Os especialistas explicaram que essa nova abordagem aproveita a credulidade das vítimas, que confiam no selo de verificação, para validar a legitimidade do contato e induzir pessoas a pagarem uma pretensa taxa de liberação de produtos via PIX. A empresa de cibersegurança identificou mais de 50 domínios fraudulentos, a maioria recente, relacionados ao esquema criminosos.

 

 

A nova tendência identificada no estudo mostra que golpistas estão se passando por transportadoras. A Kaspersky encontrou mais de 50 domínios usados nessa fraude, a maioria registrada em julho. A pesquisa mostra que a mecânica é sempre a mesma: a vítima é contatada via WhatsApp por uma conta verificada, utilizando nomes de transportadoras reais. Para dar um ar de legitimidade, os criminosos apresentam dados reais de compras já realizadas pela vítima (o que sugere que a origem desses dados pode estar em algum vazamento de dados de transportadoras terceirizadas ou empresas de entrega que prestam serviço para vários e-commerces). Em seguida, a vítima é convidada a clicar em um link e efetuar o pagamento de uma suposta taxa, sempre via PIX, para uma conta em uma fintech, registrada em nome de uma outra empresa.

 

 

Fabio Assolini, diretor da Equipe Global de Pesquisa e Análise da Kaspersky para a América Latina, aponta que a tática de falsificação de verificadores não é inédita no cenário criminoso brasileiro. “Desde 2010, com a falsificação do cadeado em navegadores, golpistas buscam conferir um ar de legitimidade às suas ações. Exemplos incluem o uso indevido de “short codes” (números telefônicos curtos de empresas) e números 0800/400X em golpes de central falsa. Nesses esquemas, os criminosos patrocinam o custo desses recursos legítimos para dar credibilidade à fraude, investindo na ilusão de legitimidade para tornar o golpe ainda mais convincente”, afirma.

 

Segundo a organização, a tendência é de que esses golpes se intensifiquem por conta de dois fatores. O primeiro, é a flexibilização de algumas redes sociais que tornaram a obtenção do selo de verificação uma mera questão de pagamento, sem mecanismos eficazes para evitar que perfis falsos ou criados para fins fraudulentos adquiram. O segundo, é um crescimento exponencial das ameaças digitais impulsionadas pelo uso de inteligência artificial.
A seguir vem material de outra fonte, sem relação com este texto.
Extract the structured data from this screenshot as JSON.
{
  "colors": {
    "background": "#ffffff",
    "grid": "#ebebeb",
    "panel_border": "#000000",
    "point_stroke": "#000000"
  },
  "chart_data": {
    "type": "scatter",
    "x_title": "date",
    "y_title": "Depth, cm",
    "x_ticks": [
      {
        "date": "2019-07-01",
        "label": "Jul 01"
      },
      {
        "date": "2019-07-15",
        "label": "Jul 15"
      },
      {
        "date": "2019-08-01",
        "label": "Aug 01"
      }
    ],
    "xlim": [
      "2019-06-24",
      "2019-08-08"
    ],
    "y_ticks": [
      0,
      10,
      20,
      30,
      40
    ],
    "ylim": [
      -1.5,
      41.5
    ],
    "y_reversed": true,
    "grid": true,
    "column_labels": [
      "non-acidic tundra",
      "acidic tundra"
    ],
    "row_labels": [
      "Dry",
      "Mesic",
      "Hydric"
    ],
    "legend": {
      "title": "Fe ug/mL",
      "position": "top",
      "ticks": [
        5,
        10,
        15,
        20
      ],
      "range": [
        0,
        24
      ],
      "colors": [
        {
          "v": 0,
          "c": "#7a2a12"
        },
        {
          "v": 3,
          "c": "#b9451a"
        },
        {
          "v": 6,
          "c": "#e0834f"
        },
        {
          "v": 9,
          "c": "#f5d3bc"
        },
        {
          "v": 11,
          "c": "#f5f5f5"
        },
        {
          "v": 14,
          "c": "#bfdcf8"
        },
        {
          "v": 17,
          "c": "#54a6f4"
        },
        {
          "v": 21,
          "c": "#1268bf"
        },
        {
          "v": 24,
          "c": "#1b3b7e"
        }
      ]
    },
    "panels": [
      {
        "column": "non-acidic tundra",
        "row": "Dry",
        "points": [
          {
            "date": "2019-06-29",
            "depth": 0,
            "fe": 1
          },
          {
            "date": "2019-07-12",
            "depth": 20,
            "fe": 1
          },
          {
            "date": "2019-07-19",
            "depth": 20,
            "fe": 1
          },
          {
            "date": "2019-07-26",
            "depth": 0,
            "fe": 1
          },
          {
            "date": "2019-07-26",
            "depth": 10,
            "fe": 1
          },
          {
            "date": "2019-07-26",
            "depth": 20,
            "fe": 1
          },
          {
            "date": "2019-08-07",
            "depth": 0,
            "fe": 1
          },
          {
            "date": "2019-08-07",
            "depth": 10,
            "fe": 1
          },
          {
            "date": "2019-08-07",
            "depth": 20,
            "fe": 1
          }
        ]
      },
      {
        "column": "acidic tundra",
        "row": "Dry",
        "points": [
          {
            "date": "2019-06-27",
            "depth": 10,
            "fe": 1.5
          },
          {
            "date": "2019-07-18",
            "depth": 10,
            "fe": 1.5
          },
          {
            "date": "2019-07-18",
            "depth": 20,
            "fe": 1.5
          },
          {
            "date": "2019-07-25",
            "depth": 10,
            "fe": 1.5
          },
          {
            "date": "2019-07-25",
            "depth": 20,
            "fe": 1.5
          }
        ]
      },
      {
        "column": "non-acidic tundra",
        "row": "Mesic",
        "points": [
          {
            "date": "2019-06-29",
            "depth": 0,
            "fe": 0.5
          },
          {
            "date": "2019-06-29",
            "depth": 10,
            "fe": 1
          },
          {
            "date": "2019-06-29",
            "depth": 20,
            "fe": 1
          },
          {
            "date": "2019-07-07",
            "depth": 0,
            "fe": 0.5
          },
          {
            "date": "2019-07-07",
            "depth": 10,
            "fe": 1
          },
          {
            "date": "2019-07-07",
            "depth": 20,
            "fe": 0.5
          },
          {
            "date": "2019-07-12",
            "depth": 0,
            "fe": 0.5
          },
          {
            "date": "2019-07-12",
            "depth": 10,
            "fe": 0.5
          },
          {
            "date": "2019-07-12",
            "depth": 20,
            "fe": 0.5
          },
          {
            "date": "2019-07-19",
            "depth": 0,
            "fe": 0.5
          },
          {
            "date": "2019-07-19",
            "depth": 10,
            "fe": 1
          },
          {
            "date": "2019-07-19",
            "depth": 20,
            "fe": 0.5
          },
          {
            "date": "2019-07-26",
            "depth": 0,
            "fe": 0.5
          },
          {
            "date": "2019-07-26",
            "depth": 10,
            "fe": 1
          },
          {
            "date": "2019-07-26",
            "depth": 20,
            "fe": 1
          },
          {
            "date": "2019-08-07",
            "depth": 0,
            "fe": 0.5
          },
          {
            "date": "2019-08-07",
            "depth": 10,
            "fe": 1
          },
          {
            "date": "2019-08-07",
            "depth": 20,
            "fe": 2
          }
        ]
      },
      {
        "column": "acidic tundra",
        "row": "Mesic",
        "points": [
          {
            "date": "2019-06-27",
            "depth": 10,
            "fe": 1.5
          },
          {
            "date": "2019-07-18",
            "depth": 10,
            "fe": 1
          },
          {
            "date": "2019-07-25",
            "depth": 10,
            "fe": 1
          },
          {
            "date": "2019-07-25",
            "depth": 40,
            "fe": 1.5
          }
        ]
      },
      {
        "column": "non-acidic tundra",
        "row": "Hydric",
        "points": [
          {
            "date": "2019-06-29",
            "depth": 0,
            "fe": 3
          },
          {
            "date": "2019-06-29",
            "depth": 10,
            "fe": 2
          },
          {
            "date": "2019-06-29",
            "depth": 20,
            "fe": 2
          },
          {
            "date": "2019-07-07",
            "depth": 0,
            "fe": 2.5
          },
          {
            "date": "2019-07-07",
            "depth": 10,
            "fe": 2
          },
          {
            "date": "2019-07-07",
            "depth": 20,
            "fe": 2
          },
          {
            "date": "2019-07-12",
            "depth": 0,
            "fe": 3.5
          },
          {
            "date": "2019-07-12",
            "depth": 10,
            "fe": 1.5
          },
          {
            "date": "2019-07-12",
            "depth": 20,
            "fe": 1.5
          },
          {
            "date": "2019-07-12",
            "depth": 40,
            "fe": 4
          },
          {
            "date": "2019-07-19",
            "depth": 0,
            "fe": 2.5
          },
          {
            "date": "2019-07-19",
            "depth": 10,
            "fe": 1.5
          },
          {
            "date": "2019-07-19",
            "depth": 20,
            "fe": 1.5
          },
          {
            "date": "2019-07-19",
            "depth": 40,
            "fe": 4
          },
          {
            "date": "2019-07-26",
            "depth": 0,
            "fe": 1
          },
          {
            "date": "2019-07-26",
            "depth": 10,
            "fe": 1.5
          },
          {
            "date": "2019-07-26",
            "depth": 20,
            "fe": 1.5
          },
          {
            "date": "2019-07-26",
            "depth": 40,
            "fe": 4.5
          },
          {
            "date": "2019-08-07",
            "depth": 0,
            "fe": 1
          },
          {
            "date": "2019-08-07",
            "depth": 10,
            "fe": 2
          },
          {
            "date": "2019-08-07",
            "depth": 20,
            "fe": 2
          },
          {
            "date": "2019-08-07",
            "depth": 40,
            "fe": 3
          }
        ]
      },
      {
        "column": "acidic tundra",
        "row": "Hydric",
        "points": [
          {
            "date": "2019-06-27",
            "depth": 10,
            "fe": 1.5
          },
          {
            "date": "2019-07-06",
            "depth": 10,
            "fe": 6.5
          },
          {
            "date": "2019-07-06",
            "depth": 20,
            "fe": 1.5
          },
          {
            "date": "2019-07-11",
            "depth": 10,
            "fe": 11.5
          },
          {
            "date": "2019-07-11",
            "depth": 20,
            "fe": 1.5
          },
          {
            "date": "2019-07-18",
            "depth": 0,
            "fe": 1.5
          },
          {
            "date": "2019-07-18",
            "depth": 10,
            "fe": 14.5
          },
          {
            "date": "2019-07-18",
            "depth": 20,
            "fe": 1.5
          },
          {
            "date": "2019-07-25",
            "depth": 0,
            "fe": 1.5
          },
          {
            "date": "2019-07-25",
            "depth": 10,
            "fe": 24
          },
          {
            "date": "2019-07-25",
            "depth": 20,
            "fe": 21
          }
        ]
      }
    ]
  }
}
Em 2024, o Brasil registrou um aumento impressionante de 267% em golpes via mensagens falsas (phishing), um salto significativo em comparação com 2023.

 

“É crucial que os usuários desenvolvam um senso crítico apurado e não se deixem levar pela aparente legitimidade de um selo de verificação. A melhor defesa é a desconfiança proativa: sempre que receber uma mensagem inesperada, especialmente se ela solicitar dados pessoais, cliques em links ou pagamentos, pare e verifique a informação por um canal oficial da empresa. Lembre-se que empresas legítimas não solicitam pagamentos de taxas inesperadas ou dados sensíveis via aplicativos de mensagem para liberação de entregas ou serviços. “, complementa Assolini.